Usando o prestígio da ONU, o ex-presidente tentou driblar a dureza dos fatos e transformar sua condição de criminoso comum em uma romântica e palatável ideia de prisioneiro político
É bem conhecida do distinto público a destreza de Lula da Silva para driblar as verdades inconvenientes que surgiram ao longo de sua trajetória política e, pouco a pouco, galgar os muitos degraus que o levaram do chão de fábrica em São Bernardo do Campo até a Presidência da República. Na construção de sua persona pública, as versões sempre importaram mais do que os fatos.
O ex-presidente não agiria de outra forma quando se viu diante da mais dura realidade em quatro décadas de militância política: foi julgado e condenado a 12 anos e 1 mês de prisão pela prática dos crimes de corrupção e lavagem de dinheiro, a antítese de toda a sua pregação por ética no exercício da atividade política nesses 40 anos de vida pública.
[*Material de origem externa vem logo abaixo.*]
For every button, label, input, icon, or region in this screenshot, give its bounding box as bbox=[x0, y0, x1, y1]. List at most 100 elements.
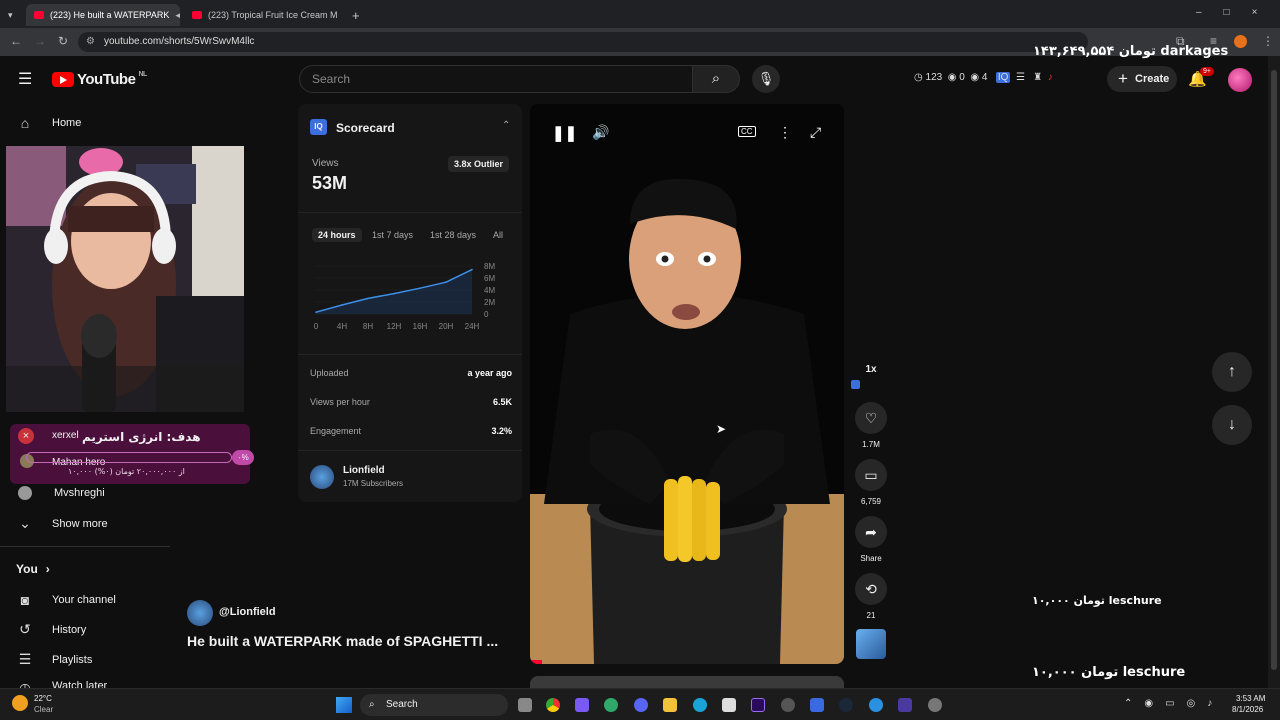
sidebar-show-more[interactable]: ⌄ Show more bbox=[16, 515, 108, 532]
start-windows-icon[interactable] bbox=[336, 697, 352, 713]
sidebar-item-watch-later[interactable]: ◷ Watch later bbox=[16, 680, 107, 688]
app-icon[interactable] bbox=[781, 698, 795, 712]
y-tick-label: 0 bbox=[484, 310, 489, 319]
extension-stats[interactable]: ◷ 123 ◉ 0 ◉ 4 IQ ☰ ♜ ♪ bbox=[914, 72, 1053, 83]
tab-inactive[interactable]: (223) Tropical Fruit Ice Cream M × bbox=[184, 4, 344, 26]
url-field[interactable]: ⚙ youtube.com/shorts/5WrSwvM4llc bbox=[78, 32, 1088, 52]
like-button[interactable]: ♡ bbox=[855, 402, 887, 434]
avatar[interactable] bbox=[1228, 68, 1252, 92]
playback-speed[interactable]: 1x bbox=[846, 364, 896, 375]
tab-menu-button[interactable]: ▾ bbox=[4, 4, 22, 26]
create-button[interactable]: Create bbox=[1107, 66, 1177, 92]
previous-short-button[interactable]: ↑ bbox=[1212, 352, 1252, 392]
app-icon[interactable] bbox=[575, 698, 589, 712]
next-short-button[interactable]: ↓ bbox=[1212, 405, 1252, 445]
app-icon[interactable] bbox=[898, 698, 912, 712]
store-icon[interactable] bbox=[722, 698, 736, 712]
sidebar-item-label: Your channel bbox=[52, 594, 116, 606]
steam-icon[interactable] bbox=[839, 698, 853, 712]
list-icon[interactable]: ☰ bbox=[1016, 72, 1025, 83]
video-channel-avatar[interactable] bbox=[187, 600, 213, 626]
edge-icon[interactable] bbox=[693, 698, 707, 712]
share-label: Share bbox=[860, 554, 882, 563]
tab-first-7-days[interactable]: 1st 7 days bbox=[372, 230, 413, 240]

Na véspera da prisão, enquanto negociava com a Polícia Federal as condições para sua rendição e condução até a sede da instituição em Curitiba, Lula da Silva entrou com queixa no Comitê de Direitos Humanos da Organização das Nações Unidas (ONU) para tentar impedir seu encarceramento, de forma cautelar, por supostos “danos irreparáveis” a seus direitos de cidadão.
O recurso à ONU prestava-se tão somente a tentar escamotear o fato de que Lula da Silva é um criminoso comum, um cidadão brasileiro que, diante das graves acusações oferecidas contra ele pelo Ministério Público Federal, foi submetido ao devido processo legal e condenado após a apresentação de seus argumentos de defesa.
Usando o prestígio da ONU, o ex-presidente tentou driblar a dureza dos fatos e transformar sua condição de criminoso comum em uma romântica e palatável ideia de prisioneiro político. Mas seu talento para a desfaçatez tem limites. Não são todos os que têm olhos e ouvidos para suas mentiras.
O Comitê da ONU rejeitou o pedido da defesa de Lula da Silva por entender que a prisão do ex-presidente, tal como se deu, não representa risco de “dano irreparável” à luz dos direitos humanos. Foi-lhe negada, portanto, a medida cautelar que visava a sua imediata soltura – como se uma agência da ONU pudesse anular ato juridicamente perfeito de um tribunal brasileiro.
“O Comitê de Direitos Humanos da ONU não concederá medidas cautelares no caso de Lula da Silva”, declarou a porta-voz do órgão, Julia Gronnevet. Resta saber se a ONU também faz parte do “complô” contra o ex-presidente.
A decisão do Comitê de Direitos Humanos da ONU de indeferir o pedido cautelar para libertação imediata de Lula da Silva não significa o fim do processo naquela instituição. No entanto, ela indica seu mais provável desfecho. Caso estivesse mesmo diante de um flagrante episódio de violação de direitos humanos, o órgão não hesitaria em atuar rápida e pontualmente para mudar a situação, dando ao menos conforto moral ao injustiçado. Não foi o que ocorreu.
Um novo pronunciamento da ONU sobre o caso de Lula da Silva só deverá ocorrer em 2019. Trata-se de muito tempo de espera para uma organização que tem entre suas missões zelar pelo respeito aos direitos humanos. Ou seja, a ONU não viu que estes direitos estavam em risco no caso da prisão de Lula da Silva.
“Tomamos medidas cautelares quando há um risco de dano irreparável. Olhando para o pedido dos advogados de defesa e para a situação presente, consideramos que, neste momento, não existe esse risco”, disse ao Estado Olivier de Frouville, um dos membros do Comitê da ONU.
Ao se pronunciar no momento mais grave do caso, ou seja, a prisão de Lula da Silva, a ONU diz, no fundo, que há leis e instituições no Brasil e, no que concerne ao processo, julgamento e prisão do ex-presidente, elas foram respeitadas. Tanto é assim que, mesmo se tratando de um ex-presidente com pretensões eleitorais que está na cadeia, a ONU decidiu só voltar ao caso após a realização do pleito presidencial no Brasil.
Uma vez mais, fica claro que “narrativas” e discursos falaciosos podem ter apelo no mundo das paixões. O mundo dos fatos pede outro tipo de abordagem. A versão da “perseguição política” pode mobilizar militantes, mas não órgãos sérios e apartidários.